Team owner Paretta climbed the corporate automobile ladder to become the industry's first female director of a performance brand and motorsport as operations chief for Fiat Chrysler’s SRT division. Under her watch, Team Penske took Dodge to the NASCAR championship in 2012, the last year the brand raced the stock car series' high-banked ovals.

"Having the technical alliance with Penske is really a wonderful opportunity," said Paretta. "We spent a lot of NASCAR race weekends sitting on timing stand together. I've worked with him in so many different capacities."

She and Penske will team up again at Indy’s legendary Brickyard. De Silvestro will get her first laps in the Chevy-powered car Thursday and Friday as IndyCar race teams head out on Indy's banking for an open test.

Team Penske, which will field four drivers under its own racing banner in the quest for its 19th Indy 500 win, will provide crucial technical experience to Paretta’s team. 

Beth Paretta is CEO of Paretta Autosport. With Rocket Pro as lead sponsor and Simona De Silvestro as lead driver, she will seek Indy 500 glory this Memorial Day weekend.

Since 2015, Paretta has run Grace Autosport, an organization with an eye on promoting STEM (Science, Technology, Engineering and Math) education for women through racing.

An Indy 500 entry doesn’t come cheap. Paying the bills as chief sponsor will be Rocket Pro TPO, a division of Detroit-based Rocket Mortgage — the country’s largest mortgage lender — that works with independent mortgage brokers. Online banker MoneyLion is a co-sponsor.

“Having Rocket Pro TPO come on board as our primary sponsor is a perfect partnership,” said Paretta. “We are both huge proponents of highlighting the power of women, while also using technology and speed to be the best at what we do.”

With their IndyCar wrapped in bright red and with livery, Paretta and Rocket hope to bring attention to the potential for women in the racing and mortgage lending industries.

In 1977, Janet Guthrie became the first woman to drive in the Indy 500. She's been followed by nine more women, with Patrick scoring the best result with a third-place finish in 2009. Patrick was the last female entry in the race, in 2018.
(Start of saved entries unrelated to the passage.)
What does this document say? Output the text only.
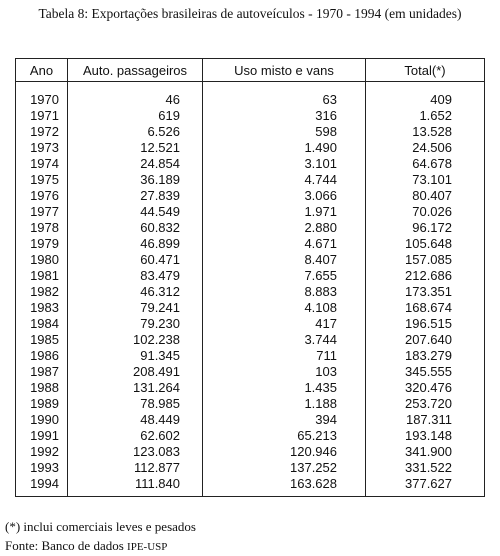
Tabela 8: Exportações brasileiras de autoveículos - 1970 - 1994 (em unidades)
Ano	Auto. passageiros	Uso misto e vans	Total(*)

1970	46	63	409
1971	619	316	1.652
1972	6.526	598	13.528
1973	12.521	1.490	24.506
1974	24.854	3.101	64.678
1975	36.189	4.744	73.101
1976	27.839	3.066	80.407
1977	44.549	1.971	70.026
1978	60.832	2.880	96.172
1979	46.899	4.671	105.648
1980	60.471	8.407	157.085
1981	83.479	7.655	212.686
1982	46.312	8.883	173.351
1983	79.241	4.108	168.674
1984	79.230	417	196.515
1985	102.238	3.744	207.640
1986	91.345	711	183.279
1987	208.491	103	345.555
1988	131.264	1.435	320.476
1989	78.985	1.188	253.720
1990	48.449	394	187.311
1991	62.602	65.213	193.148
1992	123.083	120.946	341.900
1993	112.877	137.252	331.522
1994	111.840	163.628	377.627
(*) inclui comerciais leves e pesados
Fonte: Banco de dados IPE-USP
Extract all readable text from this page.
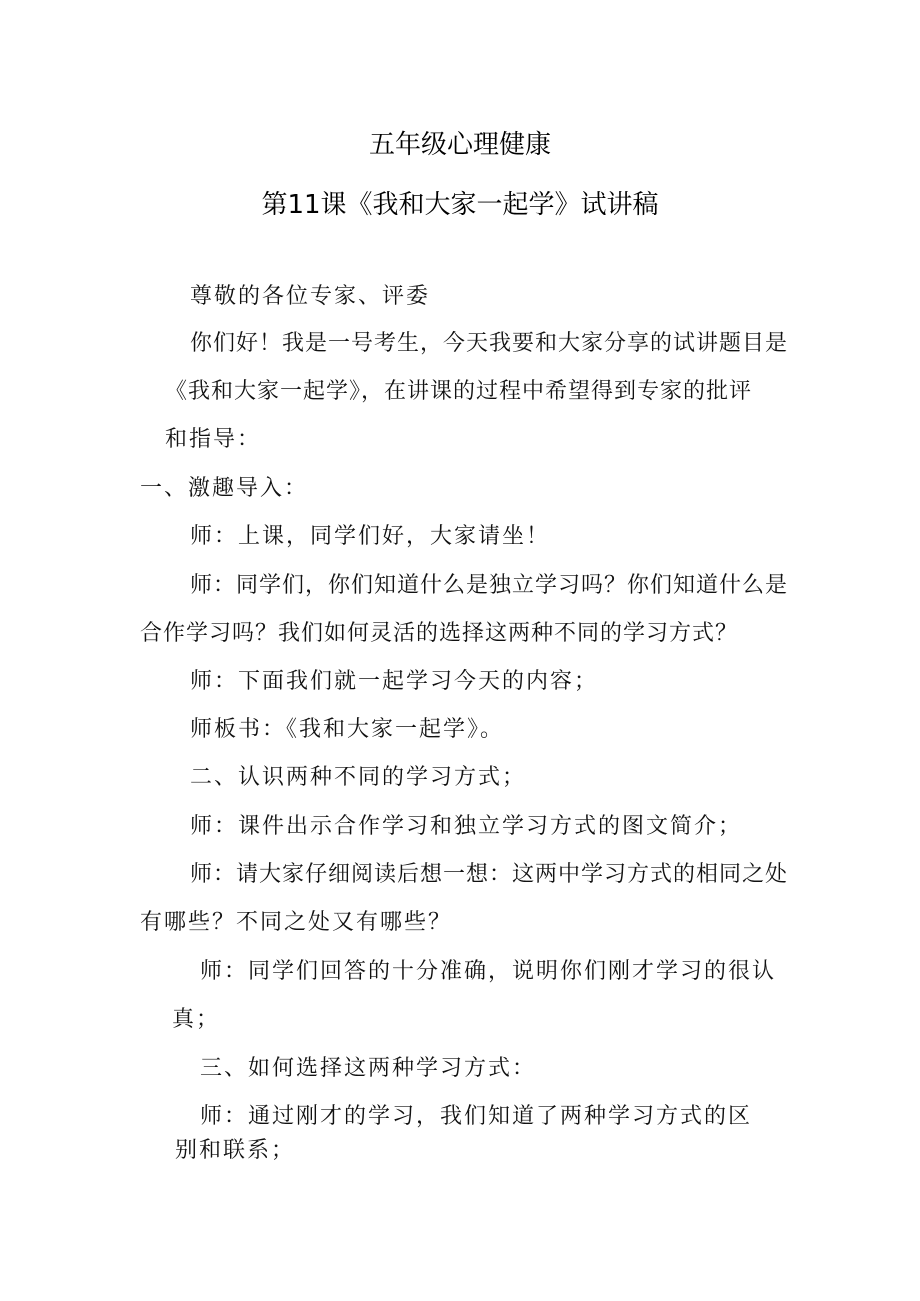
五年级心理健康
第11课《我和大家一起学》试讲稿
尊敬的各位专家、评委
你们好！我是一号考生，今天我要和大家分享的试讲题目是
《我和大家一起学》，在讲课的过程中希望得到专家的批评
和指导：
一、激趣导入：
师：上课，同学们好，大家请坐！
师：同学们，你们知道什么是独立学习吗？你们知道什么是
合作学习吗？我们如何灵活的选择这两种不同的学习方式？
师：下面我们就一起学习今天的内容；
师板书：《我和大家一起学》。
二、认识两种不同的学习方式；
师：课件出示合作学习和独立学习方式的图文简介；
师：请大家仔细阅读后想一想：这两中学习方式的相同之处
有哪些？不同之处又有哪些？
师：同学们回答的十分准确，说明你们刚才学习的很认
真；
三、如何选择这两种学习方式：
师：通过刚才的学习，我们知道了两种学习方式的区
别和联系；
Paretta follows in the footsteps of racer Sarah Fisher (Indy 500 starts as a driver: nine), who formed Sarah Fisher Hartman Racing in 2011. That team since merged with Ed Carpenter Racing.

“Beth (Paretta) called me a few months ago and told me about this opportunity, and I think literally an hour later, I was on a Zoom call with Roger Penske and (Penske Corp. president) Bud Denker,” driver Simona De Silvestro told Racer magazine. “For me to really come back to the Speedway with a constellation like this, with the association with Team Penske, it’s really — to be honest, as a driver — a dream come true.”